Traditional children’s songs introduce children to the world around them. They do this in a fun and developmentally appropriate way. In the US, preschool age kids learn about farm animals like cows, ducks and sheep as well as their sounds, like moo moo, quack quack, and baa baa through the popular, traditional song Old MacDonald Had a Farm.
Without realizing it, children learn language and content simultaneously. Songs build skills that help children distinguish the sounds of a language, and connect sound to script and assist with vocabulary building.
It is no surprise, then, that English language programs for young children frequently use songs to enhance language and literacy instruction.
Even when teaching children English in other countries, teachers typically use traditional songs from the US and the UK. However, English is the world’s lingua franca, a global language shared by many cultures. It is not solely connected to American and British cultures.
So, do kids around the world always have to sing about Old MacDonald to learn about farm animals in English? Or is there another way?
Global perspective on songs
Since 2004, I have been providing professional development to thousands of English teachers in over 100 countries through online courses and in-person workshops. This experience, primarily with teachers of young learners, has given me a global perspective on English language teaching around the world.
It also inspired me to search for a new approach for teaching English through songs.

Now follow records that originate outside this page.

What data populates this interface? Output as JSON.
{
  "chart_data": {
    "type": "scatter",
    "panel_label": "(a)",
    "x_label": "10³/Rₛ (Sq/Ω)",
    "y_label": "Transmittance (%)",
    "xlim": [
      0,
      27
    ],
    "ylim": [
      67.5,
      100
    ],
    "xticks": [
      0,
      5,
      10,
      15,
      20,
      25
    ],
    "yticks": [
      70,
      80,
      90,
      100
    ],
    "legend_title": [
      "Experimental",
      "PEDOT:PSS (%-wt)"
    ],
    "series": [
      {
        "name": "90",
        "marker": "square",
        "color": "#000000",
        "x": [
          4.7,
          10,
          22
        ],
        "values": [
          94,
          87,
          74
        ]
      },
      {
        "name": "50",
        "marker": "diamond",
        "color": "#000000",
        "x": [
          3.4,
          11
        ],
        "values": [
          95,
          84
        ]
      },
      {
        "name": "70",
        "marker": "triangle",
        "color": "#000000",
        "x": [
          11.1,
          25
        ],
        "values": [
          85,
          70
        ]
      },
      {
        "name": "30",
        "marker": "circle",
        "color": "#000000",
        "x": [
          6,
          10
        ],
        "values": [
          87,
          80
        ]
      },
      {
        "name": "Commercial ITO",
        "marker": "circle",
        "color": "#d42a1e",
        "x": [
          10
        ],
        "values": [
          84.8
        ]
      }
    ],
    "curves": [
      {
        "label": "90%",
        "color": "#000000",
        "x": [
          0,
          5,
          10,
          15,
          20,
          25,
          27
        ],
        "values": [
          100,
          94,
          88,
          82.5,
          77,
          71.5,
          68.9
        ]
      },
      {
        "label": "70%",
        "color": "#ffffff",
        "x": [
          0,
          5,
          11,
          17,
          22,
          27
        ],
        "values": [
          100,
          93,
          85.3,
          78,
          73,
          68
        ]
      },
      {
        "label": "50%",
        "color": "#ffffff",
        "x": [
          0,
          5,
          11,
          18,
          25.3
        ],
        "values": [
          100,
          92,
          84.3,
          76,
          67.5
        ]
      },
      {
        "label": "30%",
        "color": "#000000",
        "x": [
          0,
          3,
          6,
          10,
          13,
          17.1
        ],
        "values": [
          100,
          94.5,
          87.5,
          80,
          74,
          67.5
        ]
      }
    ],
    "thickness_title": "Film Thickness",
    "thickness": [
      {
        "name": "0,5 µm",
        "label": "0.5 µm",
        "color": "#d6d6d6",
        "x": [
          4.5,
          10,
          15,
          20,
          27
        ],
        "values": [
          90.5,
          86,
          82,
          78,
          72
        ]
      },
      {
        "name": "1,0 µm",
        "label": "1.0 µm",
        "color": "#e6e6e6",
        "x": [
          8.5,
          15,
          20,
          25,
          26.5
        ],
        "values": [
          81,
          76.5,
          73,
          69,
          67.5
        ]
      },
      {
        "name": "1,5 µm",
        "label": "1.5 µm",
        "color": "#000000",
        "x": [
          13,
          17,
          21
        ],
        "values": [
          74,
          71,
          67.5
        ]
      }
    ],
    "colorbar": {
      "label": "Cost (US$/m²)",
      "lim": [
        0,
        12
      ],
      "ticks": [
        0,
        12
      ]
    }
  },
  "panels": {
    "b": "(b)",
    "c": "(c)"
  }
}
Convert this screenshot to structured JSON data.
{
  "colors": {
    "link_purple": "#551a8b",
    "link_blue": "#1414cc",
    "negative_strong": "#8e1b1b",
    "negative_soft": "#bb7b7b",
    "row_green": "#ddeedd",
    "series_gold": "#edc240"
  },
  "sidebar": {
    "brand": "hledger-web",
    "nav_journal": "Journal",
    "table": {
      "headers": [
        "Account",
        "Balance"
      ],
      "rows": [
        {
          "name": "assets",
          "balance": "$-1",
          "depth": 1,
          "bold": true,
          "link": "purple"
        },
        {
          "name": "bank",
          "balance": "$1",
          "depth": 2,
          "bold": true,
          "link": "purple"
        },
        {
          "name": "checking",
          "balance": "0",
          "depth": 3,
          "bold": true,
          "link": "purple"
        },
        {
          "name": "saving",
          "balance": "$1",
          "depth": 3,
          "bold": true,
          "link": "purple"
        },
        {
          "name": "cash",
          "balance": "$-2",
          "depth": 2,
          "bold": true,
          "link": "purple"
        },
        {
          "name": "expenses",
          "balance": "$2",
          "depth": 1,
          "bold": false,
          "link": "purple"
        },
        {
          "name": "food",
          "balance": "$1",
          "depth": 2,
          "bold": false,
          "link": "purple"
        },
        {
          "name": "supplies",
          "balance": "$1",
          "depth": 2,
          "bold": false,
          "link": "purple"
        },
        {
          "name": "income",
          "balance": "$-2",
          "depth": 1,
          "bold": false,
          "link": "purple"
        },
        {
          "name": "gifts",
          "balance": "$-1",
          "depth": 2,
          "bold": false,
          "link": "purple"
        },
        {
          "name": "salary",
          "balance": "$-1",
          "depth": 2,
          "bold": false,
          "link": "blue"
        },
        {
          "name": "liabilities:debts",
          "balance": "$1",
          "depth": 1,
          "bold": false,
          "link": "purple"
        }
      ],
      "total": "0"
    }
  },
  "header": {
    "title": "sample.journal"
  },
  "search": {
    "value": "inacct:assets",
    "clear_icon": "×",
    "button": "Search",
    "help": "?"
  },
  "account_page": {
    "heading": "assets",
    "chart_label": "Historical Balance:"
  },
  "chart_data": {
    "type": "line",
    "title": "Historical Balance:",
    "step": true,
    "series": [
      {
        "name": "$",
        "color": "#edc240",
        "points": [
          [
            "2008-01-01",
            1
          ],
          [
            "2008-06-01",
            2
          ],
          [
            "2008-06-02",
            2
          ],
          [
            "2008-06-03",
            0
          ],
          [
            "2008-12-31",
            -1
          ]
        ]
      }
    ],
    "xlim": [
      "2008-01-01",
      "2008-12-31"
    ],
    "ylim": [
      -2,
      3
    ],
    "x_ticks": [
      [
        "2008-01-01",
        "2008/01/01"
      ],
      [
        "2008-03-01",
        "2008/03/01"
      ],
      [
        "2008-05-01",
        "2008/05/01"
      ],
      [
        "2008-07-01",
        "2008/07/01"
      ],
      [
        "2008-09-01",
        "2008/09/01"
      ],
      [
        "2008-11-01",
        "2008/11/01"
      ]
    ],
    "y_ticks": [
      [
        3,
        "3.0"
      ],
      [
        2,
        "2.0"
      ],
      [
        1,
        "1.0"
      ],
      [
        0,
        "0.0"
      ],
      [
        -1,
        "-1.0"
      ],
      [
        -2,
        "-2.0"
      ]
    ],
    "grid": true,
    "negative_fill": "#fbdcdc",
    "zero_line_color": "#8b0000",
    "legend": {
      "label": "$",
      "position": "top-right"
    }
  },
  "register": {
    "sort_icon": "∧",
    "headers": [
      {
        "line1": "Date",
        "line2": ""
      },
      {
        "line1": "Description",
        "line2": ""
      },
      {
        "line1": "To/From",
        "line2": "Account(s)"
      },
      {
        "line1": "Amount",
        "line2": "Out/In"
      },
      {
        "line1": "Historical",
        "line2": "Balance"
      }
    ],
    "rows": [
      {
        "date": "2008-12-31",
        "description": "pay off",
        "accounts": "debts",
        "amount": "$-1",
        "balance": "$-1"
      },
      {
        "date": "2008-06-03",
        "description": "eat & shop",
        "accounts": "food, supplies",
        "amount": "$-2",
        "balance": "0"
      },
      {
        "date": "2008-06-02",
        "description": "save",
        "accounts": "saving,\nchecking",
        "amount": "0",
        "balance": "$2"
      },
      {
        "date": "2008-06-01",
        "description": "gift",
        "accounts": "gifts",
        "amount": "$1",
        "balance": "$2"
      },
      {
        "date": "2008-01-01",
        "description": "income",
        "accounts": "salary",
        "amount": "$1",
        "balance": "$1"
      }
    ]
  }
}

Based on my own passion for using songs to teach children language and my interest in other cultures, I began collecting children’s songs in different languages through my global network of teachers.
Although distinctive in their language and melodies, the songs I collected from over 50 countries had much in common. The songs were all short, repetitive, catchy and easy to remember. They played with the sounds of the language through rhyme and rhythm and often had corresponding body movements. They also had common topics interesting to kids, like animals, nature, toys and family.
All the songs shared certain qualities that made them attractive to children. This led me to consider the possibility of using these songs as an interesting and compelling source of cultural material for the classroom.
International children’s song approach
The approach I developed is simple. It combines my research in using songs to teach children with my search for appropriate cultural materials for teaching English as a global language.
It is called the “international children’s song approach” and uses songs from around the world to teach English to kids. Children can learn a version of the song their peers are learning around the world. Examples can be found in the English language program I coauthored, Welcome to Our World.
Instead of singing “Old MacDonald Had a Farm” to learn about farm animals, children can sing a song in English that originally comes from another country or culture.
For example, children in Turkey learn a song about farm animals through a similar song in Turkish, called Ali Babanın Çiftliği or Ali Baba Has a Farm.
See the original song and a translation in English below.
Ali Babanın bir çiftliği var (Ali Baba has a big farm.)
Çiftliğinde inekleri var (On his farm, there are cows.)
Mö, möö diye bağırır (Moo moo, they go.)
Çiftliğinde Ali Babanın (On Ali Baba’s big farm.)
The melody for Ali Baba Has a Farm is completely different from Old MacDonald; but similar to its American counterpart, the Turkish song has a catchy, rhythmic tune that is repeated with other animals and their corresponding sounds.
Using the international children’s song approach, teachers from around the world can use an English adaptation of Ali Baba Has a Farm in their English language curriculum.